Lasch gives a shout out to the social historian Ray Oldenburg’s “The Great Good Place” and with Oldenburg mourns the passing of the local watering hole, the cafe, the hair salon, the soda fountain steps and other places between work and home where conversations used to flourish.  These were places like the soda fountain steps  where kids listened to their fathers debate a local policy with vigor and good-hearted disagreement.  Those places where professions mingled as equals are hard to find in the suburbs, but they still exist in small towns and big cities.  I was lucky to spend the last twenty years in a small town where wisdom came from caring for cows and not from a book.  It came from stories and tall tales told with gusto like the one about a cowboy being out lost in the cold with only two dogs for a Three Dog Night.

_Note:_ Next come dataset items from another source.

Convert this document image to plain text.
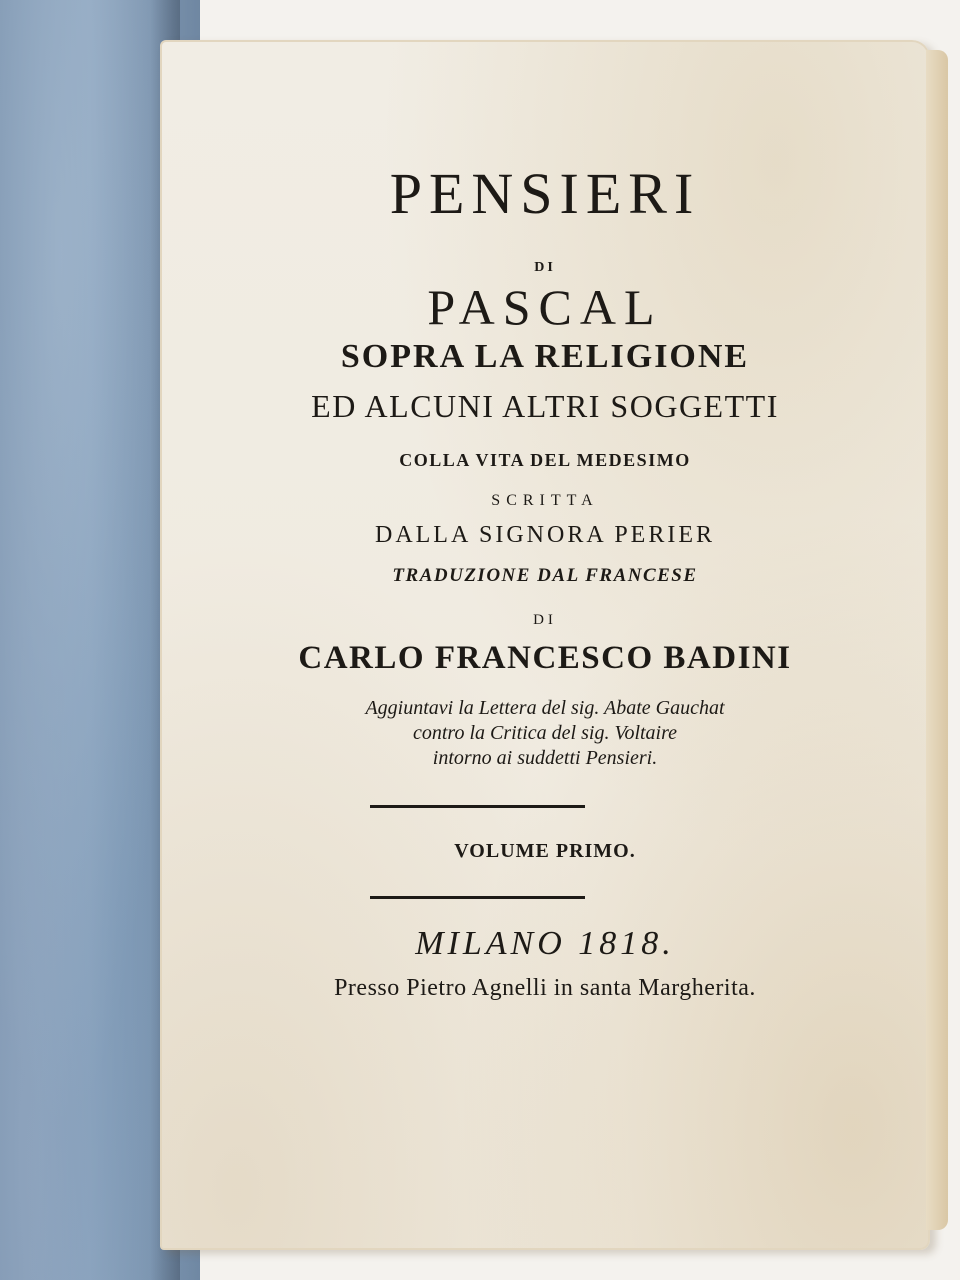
PENSIERI
DI
PASCAL
SOPRA LA RELIGIONE
ED ALCUNI ALTRI SOGGETTI
COLLA VITA DEL MEDESIMO
SCRITTA
DALLA SIGNORA PERIER
TRADUZIONE DAL FRANCESE
DI
CARLO FRANCESCO BADINI
Aggiuntavi la Lettera del sig. Abate Gauchat
contro la Critica del sig. Voltaire
intorno ai suddetti Pensieri.
VOLUME PRIMO.
MILANO 1818.
Presso Pietro Agnelli in santa Margherita.
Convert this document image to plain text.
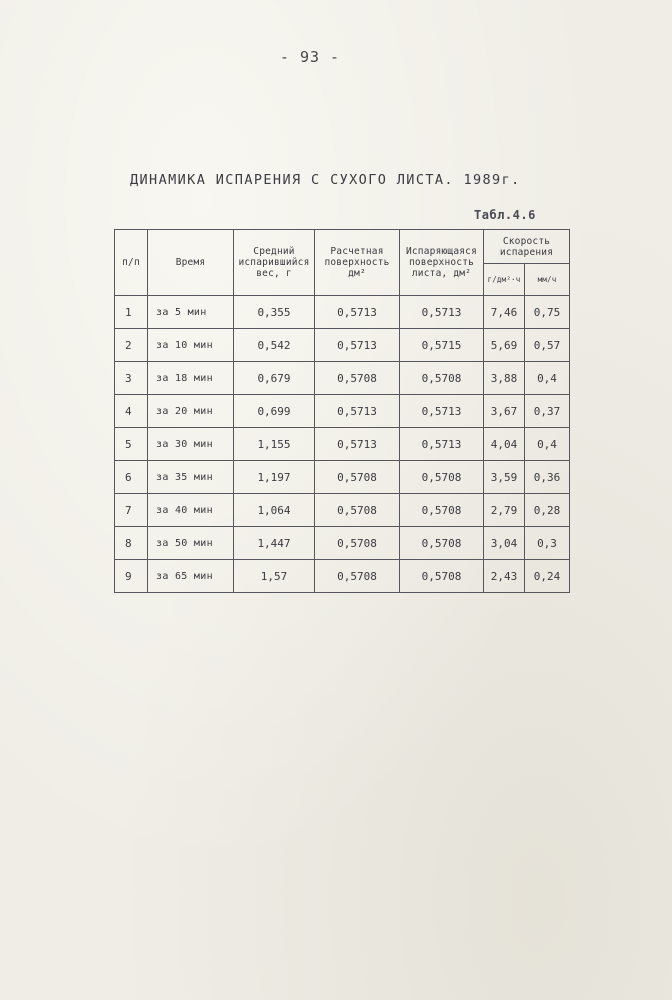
- 93 -
ДИНАМИКА ИСПАРЕНИЯ С СУХОГО ЛИСТА. 1989г.
Табл.4.6
п/п	Время	Средний испарившийся вес, г	Расчетная поверхность дм²	Испаряющаяся поверхность листа, дм²	Скорость испарения	
					г/дм²·ч	мм/ч
1	за 5 мин	0,355	0,5713	0,5713	7,46	0,75
2	за 10 мин	0,542	0,5713	0,5715	5,69	0,57
3	за 18 мин	0,679	0,5708	0,5708	3,88	0,4
4	за 20 мин	0,699	0,5713	0,5713	3,67	0,37
5	за 30 мин	1,155	0,5713	0,5713	4,04	0,4
6	за 35 мин	1,197	0,5708	0,5708	3,59	0,36
7	за 40 мин	1,064	0,5708	0,5708	2,79	0,28
8	за 50 мин	1,447	0,5708	0,5708	3,04	0,3
9	за 65 мин	1,57	0,5708	0,5708	2,43	0,24
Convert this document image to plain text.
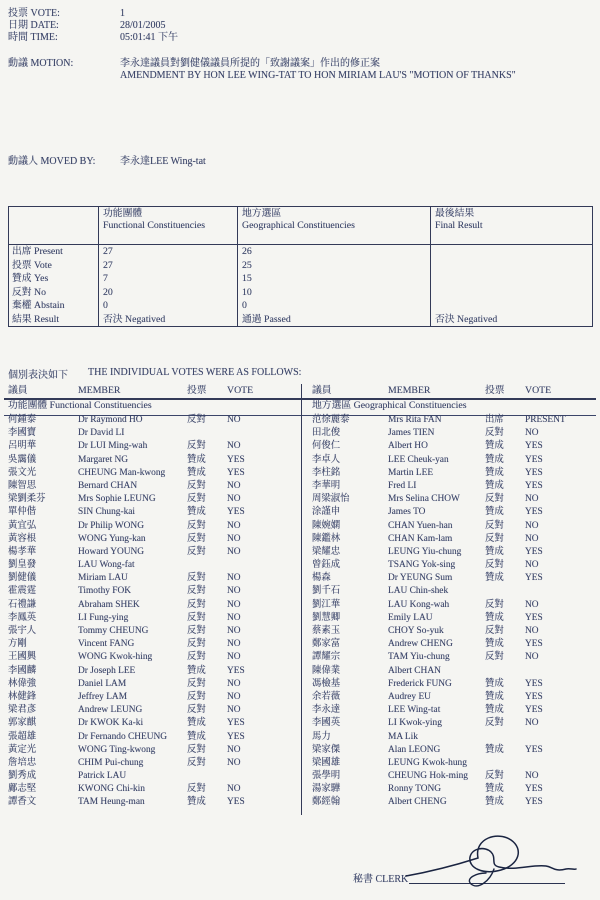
投票 VOTE:	1
日期 DATE:	28/01/2005
時間 TIME:	05:01:41 下午
動議 MOTION:	李永達議員對劉健儀議員所提的「致謝議案」作出的修正案
AMENDMENT BY HON LEE WING-TAT TO HON MIRIAM LAU'S "MOTION OF THANKS"
動議人 MOVED BY: 李永達LEE Wing-tat
功能團體
Functional Constituencies
地方選區
Geographical Constituencies
最後結果
Final Result
出席 Present	27	26
投票 Vote	27	25
贊成 Yes	7	15
反對 No	20	10
棄權 Abstain	0	0
結果 Result	否決 Negatived	通過 Passed	否決 Negatived
個別表決如下 THE INDIVIDUAL VOTES WERE AS FOLLOWS:
議員	MEMBER	投票	VOTE
功能團體 Functional Constituencies
何鍾泰	Dr Raymond HO	反對	NO
李國寶	Dr David LI
呂明華	Dr LUI Ming-wah	反對	NO
吳靄儀	Margaret NG	贊成	YES
張文光	CHEUNG Man-kwong	贊成	YES
陳智思	Bernard CHAN	反對	NO
梁劉柔芬	Mrs Sophie LEUNG	反對	NO
單仲偕	SIN Chung-kai	贊成	YES
黃宜弘	Dr Philip WONG	反對	NO
黃容根	WONG Yung-kan	反對	NO
楊孝華	Howard YOUNG	反對	NO
劉皇發	LAU Wong-fat
劉健儀	Miriam LAU	反對	NO
霍震霆	Timothy FOK	反對	NO
石禮謙	Abraham SHEK	反對	NO
李鳳英	LI Fung-ying	反對	NO
張宇人	Tommy CHEUNG	反對	NO
方剛	Vincent FANG	反對	NO
王國興	WONG Kwok-hing	反對	NO
李國麟	Dr Joseph LEE	贊成	YES
林偉強	Daniel LAM	反對	NO
林健鋒	Jeffrey LAM	反對	NO
梁君彥	Andrew LEUNG	反對	NO
郭家麒	Dr KWOK Ka-ki	贊成	YES
張超雄	Dr Fernando CHEUNG	贊成	YES
黃定光	WONG Ting-kwong	反對	NO
詹培忠	CHIM Pui-chung	反對	NO
劉秀成	Patrick LAU
鄺志堅	KWONG Chi-kin	反對	NO
譚香文	TAM Heung-man	贊成	YES
議員	MEMBER	投票	VOTE
地方選區 Geographical Constituencies
范徐麗泰	Mrs Rita FAN	出席	PRESENT
田北俊	James TIEN	反對	NO
何俊仁	Albert HO	贊成	YES
李卓人	LEE Cheuk-yan	贊成	YES
李柱銘	Martin LEE	贊成	YES
李華明	Fred LI	贊成	YES
周梁淑怡	Mrs Selina CHOW	反對	NO
涂謹申	James TO	贊成	YES
陳婉嫻	CHAN Yuen-han	反對	NO
陳鑑林	CHAN Kam-lam	反對	NO
梁耀忠	LEUNG Yiu-chung	贊成	YES
曾鈺成	TSANG Yok-sing	反對	NO
楊森	Dr YEUNG Sum	贊成	YES
劉千石	LAU Chin-shek
劉江華	LAU Kong-wah	反對	NO
劉慧卿	Emily LAU	贊成	YES
蔡素玉	CHOY So-yuk	反對	NO
鄭家富	Andrew CHENG	贊成	YES
譚耀宗	TAM Yiu-chung	反對	NO
陳偉業	Albert CHAN
馮檢基	Frederick FUNG	贊成	YES
余若薇	Audrey EU	贊成	YES
李永達	LEE Wing-tat	贊成	YES
李國英	LI Kwok-ying	反對	NO
馬力	MA Lik
梁家傑	Alan LEONG	贊成	YES
梁國雄	LEUNG Kwok-hung
張學明	CHEUNG Hok-ming	反對	NO
湯家驊	Ronny TONG	贊成	YES
鄭經翰	Albert CHENG	贊成	YES
秘書 CLERK
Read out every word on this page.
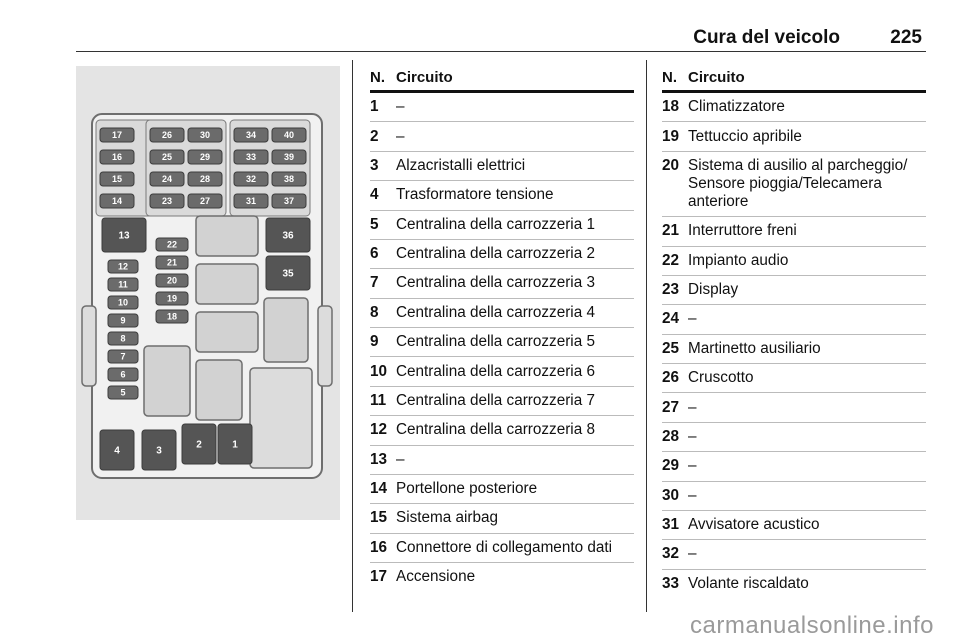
Cura del veicolo	225
17
16
15
14
26
25
24
23
30
29
28
27
34
33
32
31
40
39
38
37
13	36
35
22
21
20
19
18
12
11
10
9
8
7
6
5
4	3
2	1
N. Circuito
1	–
2	–
3	Alzacristalli elettrici
4	Trasformatore tensione
5	Centralina della carrozzeria 1
6	Centralina della carrozzeria 2
7	Centralina della carrozzeria 3
8	Centralina della carrozzeria 4
9	Centralina della carrozzeria 5
10 Centralina della carrozzeria 6
11 Centralina della carrozzeria 7
12 Centralina della carrozzeria 8
13 –
14 Portellone posteriore
15 Sistema airbag
16 Connettore di collegamento dati
17 Accensione
N. Circuito
18 Climatizzatore
19 Tettuccio apribile
20 Sistema di ausilio al parcheggio/ Sensore pioggia/Telecamera anteriore
21 Interruttore freni
22 Impianto audio
23 Display
24 –
25 Martinetto ausiliario
26 Cruscotto
27 –
28 –
29 –
30 –
31 Avvisatore acustico
32 –
33 Volante riscaldato
carmanualsonline.info
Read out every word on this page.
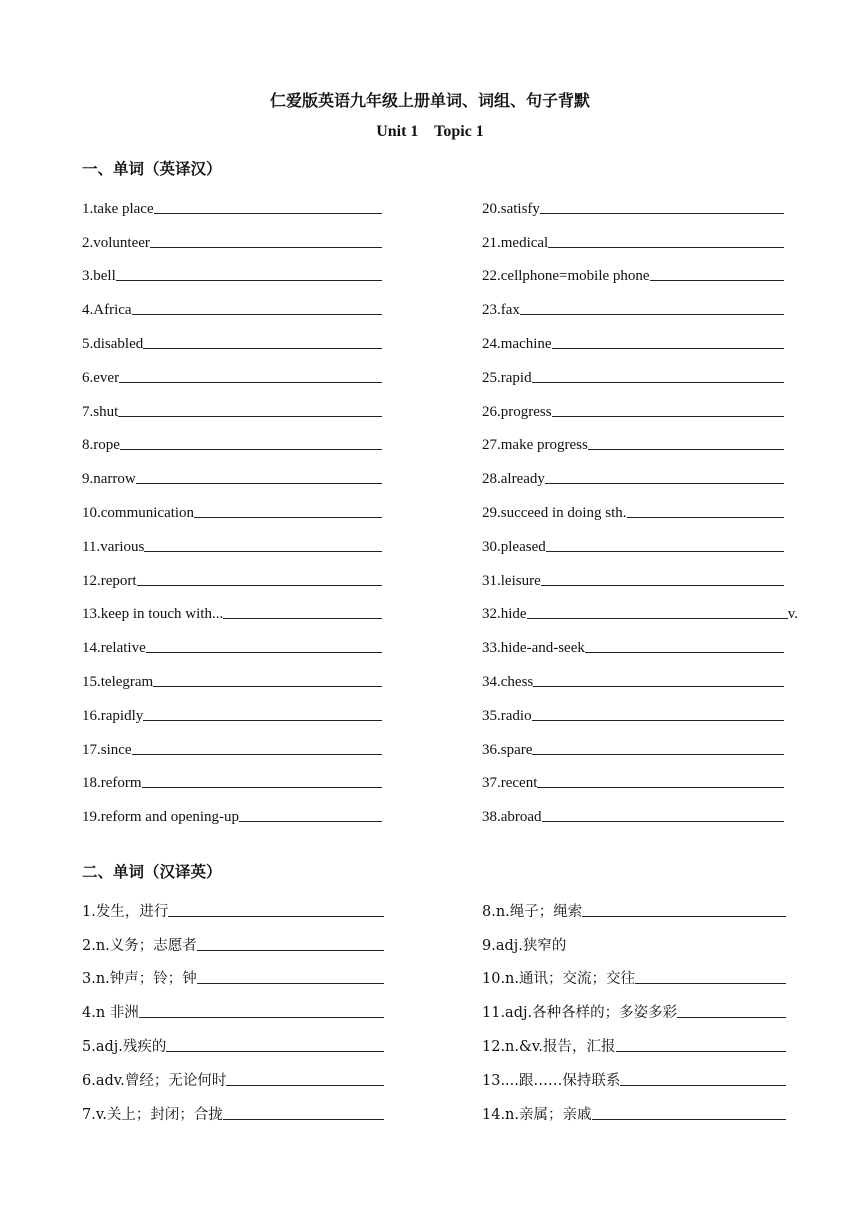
仁爱版英语九年级上册单词、词组、句子背默
Unit 1    Topic 1
一、单词（英译汉）
1.take place
2.volunteer
3.bell
4.Africa
5.disabled
6.ever
7.shut
8.rope
9.narrow
10.communication
11.various
12.report
13.keep in touch with...
14.relative
15.telegram
16.rapidly
17.since
18.reform
19.reform and opening-up
20.satisfy
21.medical
22.cellphone=mobile phone
23.fax
24.machine
25.rapid
26.progress
27.make progress
28.already
29.succeed in doing sth.
30.pleased
31.leisure
32.hide	v.
33.hide-and-seek
34.chess
35.radio
36.spare
37.recent
38.abroad
二、单词（汉译英）
1.发生，进行
2.n.义务；志愿者
3.n.钟声；铃；钟
4.n 非洲
5.adj.残疾的
6.adv.曾经；无论何时
7.v.关上；封闭；合拢
8.n.绳子；绳索
9.adj.狭窄的
10.n.通讯；交流；交往
11.adj.各种各样的；多姿多彩
12.n.&v.报告，汇报
13....跟……保持联系
14.n.亲属；亲戚
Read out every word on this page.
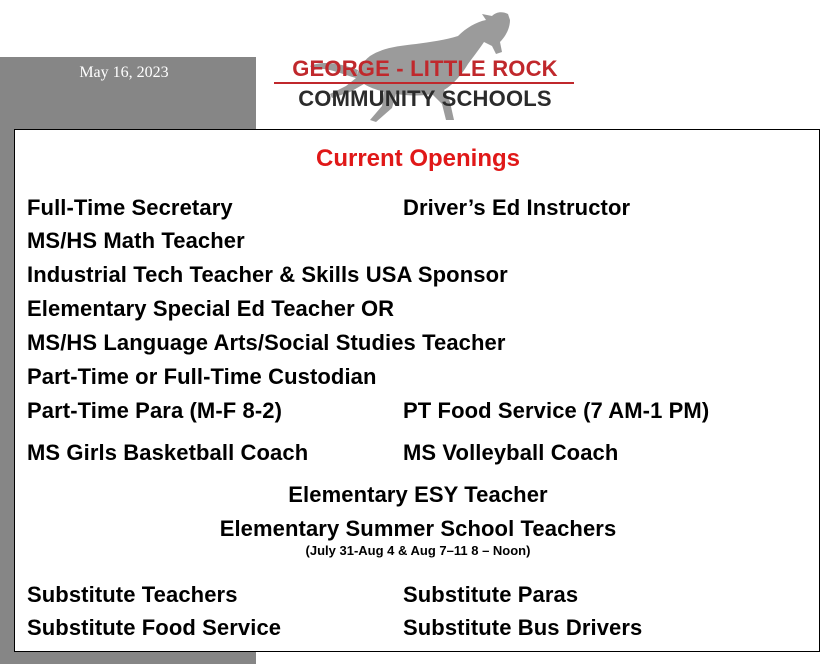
May 16, 2023	GEORGE - LITTLE ROCK
COMMUNITY SCHOOLS
Current Openings
Full-Time Secretary	Driver’s Ed Instructor
MS/HS Math Teacher
Industrial Tech Teacher & Skills USA Sponsor
Elementary Special Ed Teacher OR
MS/HS Language Arts/Social Studies Teacher
Part-Time or Full-Time Custodian
Part-Time Para (M-F 8-2)	PT Food Service (7 AM-1 PM)
MS Girls Basketball Coach	MS Volleyball Coach
Elementary ESY Teacher
Elementary Summer School Teachers
(July 31-Aug 4 & Aug 7–11 8 – Noon)
Substitute Teachers	Substitute Paras
Substitute Food Service	Substitute Bus Drivers
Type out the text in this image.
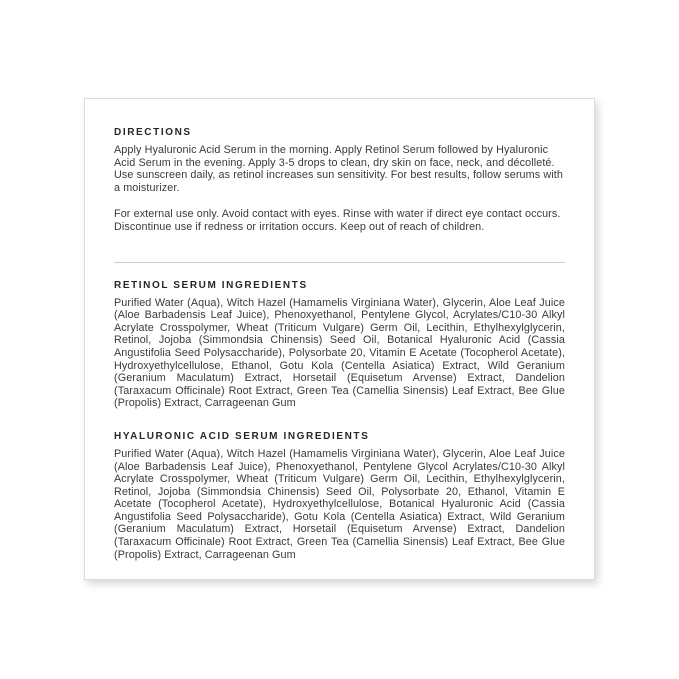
DIRECTIONS

Apply Hyaluronic Acid Serum in the morning. Apply Retinol Serum followed by Hyaluronic Acid Serum in the evening. Apply 3-5 drops to clean, dry skin on face, neck, and décolleté. Use sunscreen daily, as retinol increases sun sensitivity. For best results, follow serums with a moisturizer.

For external use only. Avoid contact with eyes. Rinse with water if direct eye contact occurs. Discontinue use if redness or irritation occurs. Keep out of reach of children.

RETINOL SERUM INGREDIENTS

Purified Water (Aqua), Witch Hazel (Hamamelis Virginiana Water), Glycerin, Aloe Leaf Juice (Aloe Barbadensis Leaf Juice), Phenoxyethanol, Pentylene Glycol, Acrylates/C10-30 Alkyl Acrylate Crosspolymer, Wheat (Triticum Vulgare) Germ Oil, Lecithin, Ethylhexylglycerin, Retinol, Jojoba (Simmondsia Chinensis) Seed Oil, Botanical Hyaluronic Acid (Cassia Angustifolia Seed Polysaccharide), Polysorbate 20, Vitamin E Acetate (Tocopherol Acetate), Hydroxyethylcellulose, Ethanol, Gotu Kola (Centella Asiatica) Extract, Wild Geranium (Geranium Maculatum) Extract, Horsetail (Equisetum Arvense) Extract, Dandelion (Taraxacum Officinale) Root Extract, Green Tea (Camellia Sinensis) Leaf Extract, Bee Glue (Propolis) Extract, Carrageenan Gum

HYALURONIC ACID SERUM INGREDIENTS

Purified Water (Aqua), Witch Hazel (Hamamelis Virginiana Water), Glycerin, Aloe Leaf Juice (Aloe Barbadensis Leaf Juice), Phenoxyethanol, Pentylene Glycol Acrylates/C10-30 Alkyl Acrylate Crosspolymer, Wheat (Triticum Vulgare) Germ Oil, Lecithin, Ethylhexylglycerin, Retinol, Jojoba (Simmondsia Chinensis) Seed Oil, Polysorbate 20, Ethanol, Vitamin E Acetate (Tocopherol Acetate), Hydroxyethylcellulose, Botanical Hyaluronic Acid (Cassia Angustifolia Seed Polysaccharide), Gotu Kola (Centella Asiatica) Extract, Wild Geranium (Geranium Maculatum) Extract, Horsetail (Equisetum Arvense) Extract, Dandelion (Taraxacum Officinale) Root Extract, Green Tea (Camellia Sinensis) Leaf Extract, Bee Glue (Propolis) Extract, Carrageenan Gum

Democracy dies if we hide in cul de sacs furtively taking anxiety meds as we peer out of the drawn blinds or retreat to cocktail parties where everybody is of the same class and tows the same party line.    So I suggest this year that you get out and find a Cheers bar in your neighborhood and strike up a conversation with somebody who may see things differently  than you do.  If you don’t have one of those, then go to the nearest town that has one and adopt it as your own.  And for heaven’s sake don’t get your information from a newspaper.  You can get your questions there though.  But also think about this. There may be no answers anyway, only clues.